The New England Patriots got several productive and cheap years from BenJarvus Green-Ellis, and they did what the Patriots usually do once non-core players reach free agency – let them walk and find an adequate replacement for much cheaper. Enter Brandon Bolden, a clone to Green-Ellis in every sense of the word. Both were undrafted free agents that dominated at Mississippi who thrive on getting tough yards between the tackles, but lack game-breaking speed or skills in the passing game so they went unnoticed on draft day. Coach Bill Belichick has a plan on how to build a team, and the selection of Bolden to replace Green-Ellis is a textbook example of how he will do that.
Bolden had some buzz after a strong second half against Buffalo in Week 4, but he is being forgotten about more as we enter Week 6 and issues are arising on other teams. Like any New England running back, there is volatility with this option. However, there is also reason to believe touches will continue. As Belichick has shown time and time again, he is constantly one step ahead of the rest of the league.
He was the first to continually be aggressive on fourth down and to focus on two tight end sets, and now he’s the first to take pieces from Chip Kelly’s fast break Oregon attack and implement them into his plan.

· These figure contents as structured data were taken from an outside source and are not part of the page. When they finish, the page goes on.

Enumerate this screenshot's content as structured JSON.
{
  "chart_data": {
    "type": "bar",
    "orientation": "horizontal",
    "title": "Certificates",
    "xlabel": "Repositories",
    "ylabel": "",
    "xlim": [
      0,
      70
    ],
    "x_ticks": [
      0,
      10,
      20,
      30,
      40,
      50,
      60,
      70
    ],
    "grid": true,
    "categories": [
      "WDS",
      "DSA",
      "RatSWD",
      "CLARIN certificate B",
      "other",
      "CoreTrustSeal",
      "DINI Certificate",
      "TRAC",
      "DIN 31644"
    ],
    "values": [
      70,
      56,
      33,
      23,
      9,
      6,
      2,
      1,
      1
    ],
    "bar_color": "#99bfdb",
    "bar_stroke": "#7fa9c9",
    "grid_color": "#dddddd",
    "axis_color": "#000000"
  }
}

The result? More plays, so there are more snaps to split up between players at all positions. Belichick had attempted to move to a pass-heavy attack in recent years, but, upon realizing it’s not a recipe for long-term success, he revamped his strategy this offseason. While he keeps the passing game as the focal point, the front seven on defense and the run game are getting a lot more attention early on in 2012.
Stevan Ridley has emerged as the lead back in New England, but inconsistencies, fumble issues and lack of familiarity with the no-huddle offense keep him from attaining a feature role. Danny Woodhead gets a lot of the no-huddle snaps, but the rest have been trending towards Bolden in lieu of former second-round pick Shane Vereen. Bolden earned that role in training camp, while Vereen spent his rookie year injured and did not impress in training camp this year. Bolden’s training wheels were kicked off before the Buffalo game, and, given what he’s put out there so far, there’s no reason his leash will tighten up anytime soon.
Week 6 in Seattle is not an ideal matchup to exploit Bolden, but there are several quality matchups on the horizon. Two of the league’s worst run defenses (Buffalo and the New York Jets) are in the same division, and while Miami’s run defense is stiff, expect the Patriots to be playing ahead in their matchups, meaning more opportunities for the run game. Those in need of bye week/injury fill-ins, by all means, fight for the scraps on other teams. But if you’re looking for an option that will help you throughout the rest of the season, Bolden is the play.